McCain evoked a different response. I have nothing against him, I don't think he is an evil person. I believe he wants the best for this country. I think he is sincere in his belief that the Iraq war has to be continued, and given his background I understand that. His campaign tactics, his outright confusion when asked basic questions about his voting record, his wooden persona (that chopping motion he makes during his speeches drives me crazy),the Miss Buffalo Chip (aw c'mon, did you really expect us to believe you didn't know what kind of a beauty contest that is?), were all marks against him. But, trying to look beyond and stick to the big issues, I hadn't ruled him out entirely. I was still a tiny bit on the fence; maybe Obama had brainwashed me, maybe he doesn't know what he is doing etc etc.
I watched the Democratic convention with interest, and Obama's speech was impressive. Is he really as sincere as he presents himself? Am I being manipulated? Could it actually be true that someone really wants things to be different? Is he sincere, yet incapable of leading a country? Or is it all just smooth rhetoric packaging a same old tax and spend philosophy? What about experience? When he choose Biden as his running mate, I was kind of relieved...although Biden is not the most PC guy in the world, he kind of balances the lack-of-experience thing. I like his working class background, and the fact that he, like McCain has dealt with true personal adversity and come out on top. I also like Biden's wife. I've been to Del-Tech community college, it is a community college in every sense of the word, and the fact that she is a professor there shows me that she knows what the real world is about.
What truly sewed it up for me, though, is McCain's choice of running mate. I had never heard of her, but as soon as the talking points emerged, I knew I could never, ever vote for McCain. Yes, she is a woman, but that alone will not get my vote. It didn't get Hillary my vote, and she, despite my reservations, is far closer to a person that I would consider fair and capable of leadership should a 72-something year old president die. Then there is the whole NRA, ultra conservative, global warming isn't real, thing. I respect her decision to have has many kids as she wants, and to choose not to abort her child with Down's syndrome. But if you are going to use this as a selling point, I must ask the question, as a governor, and ultimately, a Vice-President, how much time is she realistically able to spend with any of her kids? I imagine a great deal of the down and dirty motherhood jobs are being done by others. Is it her husband? Well, then great. I am not saying a woman can't have five kids and be a good governor or VP. I am just kind of curious, since you are trotting out the whole issue ...how does it work? As for her experience... I read this blog, written by an Alaska resident, that pretty much sums up the whole thing: This is not someone, woman or not, that is even remotely qualified to lead our country, should she need to. If McCain wanted a woman running mate so badly, there are so many more qualified. It is patently obvious that he is trying to sew up as many demographics as possible with this choice. Will he be successful? I don't know.

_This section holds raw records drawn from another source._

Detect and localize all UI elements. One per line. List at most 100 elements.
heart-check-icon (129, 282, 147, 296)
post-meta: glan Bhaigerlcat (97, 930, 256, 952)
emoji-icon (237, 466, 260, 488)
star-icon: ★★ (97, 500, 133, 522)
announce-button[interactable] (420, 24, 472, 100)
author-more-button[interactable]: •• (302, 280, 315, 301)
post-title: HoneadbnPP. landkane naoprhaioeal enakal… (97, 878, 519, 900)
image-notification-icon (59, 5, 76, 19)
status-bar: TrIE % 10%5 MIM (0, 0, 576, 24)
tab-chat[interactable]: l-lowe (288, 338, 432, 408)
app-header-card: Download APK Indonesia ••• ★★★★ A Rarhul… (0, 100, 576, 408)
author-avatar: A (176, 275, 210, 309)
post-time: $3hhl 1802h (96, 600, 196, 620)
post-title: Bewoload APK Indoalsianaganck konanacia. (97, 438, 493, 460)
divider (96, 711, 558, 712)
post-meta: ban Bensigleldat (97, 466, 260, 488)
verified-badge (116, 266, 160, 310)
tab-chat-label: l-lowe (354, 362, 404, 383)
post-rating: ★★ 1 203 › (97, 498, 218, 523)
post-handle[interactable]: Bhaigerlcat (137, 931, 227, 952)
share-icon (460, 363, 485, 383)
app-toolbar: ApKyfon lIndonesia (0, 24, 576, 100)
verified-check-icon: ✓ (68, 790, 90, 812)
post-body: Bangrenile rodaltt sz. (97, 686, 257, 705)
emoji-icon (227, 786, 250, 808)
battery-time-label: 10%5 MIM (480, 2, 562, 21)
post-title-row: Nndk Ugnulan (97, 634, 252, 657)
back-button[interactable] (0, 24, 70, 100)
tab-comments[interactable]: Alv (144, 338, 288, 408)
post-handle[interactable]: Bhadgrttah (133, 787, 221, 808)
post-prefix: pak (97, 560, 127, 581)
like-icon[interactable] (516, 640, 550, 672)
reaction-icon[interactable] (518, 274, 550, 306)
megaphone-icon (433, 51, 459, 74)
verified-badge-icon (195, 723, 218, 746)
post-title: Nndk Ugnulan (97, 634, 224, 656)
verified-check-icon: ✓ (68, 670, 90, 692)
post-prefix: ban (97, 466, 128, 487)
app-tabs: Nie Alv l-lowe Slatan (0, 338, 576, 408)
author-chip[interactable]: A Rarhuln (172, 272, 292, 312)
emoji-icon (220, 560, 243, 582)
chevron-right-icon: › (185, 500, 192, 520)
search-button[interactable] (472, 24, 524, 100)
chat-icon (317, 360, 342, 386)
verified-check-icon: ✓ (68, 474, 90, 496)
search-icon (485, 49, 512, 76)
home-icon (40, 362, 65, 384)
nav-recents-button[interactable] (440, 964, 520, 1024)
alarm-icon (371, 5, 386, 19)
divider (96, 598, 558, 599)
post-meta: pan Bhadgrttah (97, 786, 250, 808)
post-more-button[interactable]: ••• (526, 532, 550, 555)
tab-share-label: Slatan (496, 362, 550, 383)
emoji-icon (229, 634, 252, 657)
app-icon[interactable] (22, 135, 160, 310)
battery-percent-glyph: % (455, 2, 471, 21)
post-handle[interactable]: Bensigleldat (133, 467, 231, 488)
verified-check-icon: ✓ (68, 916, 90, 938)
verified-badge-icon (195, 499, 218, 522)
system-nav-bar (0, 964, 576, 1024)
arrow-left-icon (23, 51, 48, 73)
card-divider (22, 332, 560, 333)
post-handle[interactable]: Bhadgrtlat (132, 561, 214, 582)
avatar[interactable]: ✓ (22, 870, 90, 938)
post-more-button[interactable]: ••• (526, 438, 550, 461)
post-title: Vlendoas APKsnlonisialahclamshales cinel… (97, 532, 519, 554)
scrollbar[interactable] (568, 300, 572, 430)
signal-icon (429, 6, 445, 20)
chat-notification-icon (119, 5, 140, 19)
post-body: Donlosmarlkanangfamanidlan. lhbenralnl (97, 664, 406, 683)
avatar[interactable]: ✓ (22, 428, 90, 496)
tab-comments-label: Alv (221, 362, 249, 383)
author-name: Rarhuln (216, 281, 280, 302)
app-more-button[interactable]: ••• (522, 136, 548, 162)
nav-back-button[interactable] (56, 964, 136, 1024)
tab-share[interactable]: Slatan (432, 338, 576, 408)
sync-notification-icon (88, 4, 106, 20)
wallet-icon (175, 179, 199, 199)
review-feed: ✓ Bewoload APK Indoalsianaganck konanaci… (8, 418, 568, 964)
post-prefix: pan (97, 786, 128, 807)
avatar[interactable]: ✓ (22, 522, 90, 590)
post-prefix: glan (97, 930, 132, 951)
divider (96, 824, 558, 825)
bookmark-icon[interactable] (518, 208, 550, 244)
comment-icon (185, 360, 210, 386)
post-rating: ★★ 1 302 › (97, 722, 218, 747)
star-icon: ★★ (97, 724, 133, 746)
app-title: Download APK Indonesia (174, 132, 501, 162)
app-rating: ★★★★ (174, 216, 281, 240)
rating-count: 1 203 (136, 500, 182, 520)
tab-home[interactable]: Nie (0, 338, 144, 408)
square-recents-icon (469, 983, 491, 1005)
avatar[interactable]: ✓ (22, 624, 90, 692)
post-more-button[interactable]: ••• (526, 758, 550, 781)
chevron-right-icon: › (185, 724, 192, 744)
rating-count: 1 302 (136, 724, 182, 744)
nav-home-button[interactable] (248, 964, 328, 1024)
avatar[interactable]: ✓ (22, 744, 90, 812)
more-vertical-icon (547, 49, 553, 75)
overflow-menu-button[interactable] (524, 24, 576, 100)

So, here we are now. If you had told me this time last year that I would care so much about an election I would have told you that you are crazy. I still consider myself far from educated, but I am trying to learn something every day, trying to filter all this through the media kaleidascope of CNN, FOXNews, etc. Whoever wins, I will probably be disappointed, but I am hoping to be surprised. So, I'm doing it, I'm going to put the bumper sticker on the car. I hope I am not peeling it off with a heavy heart this time next year.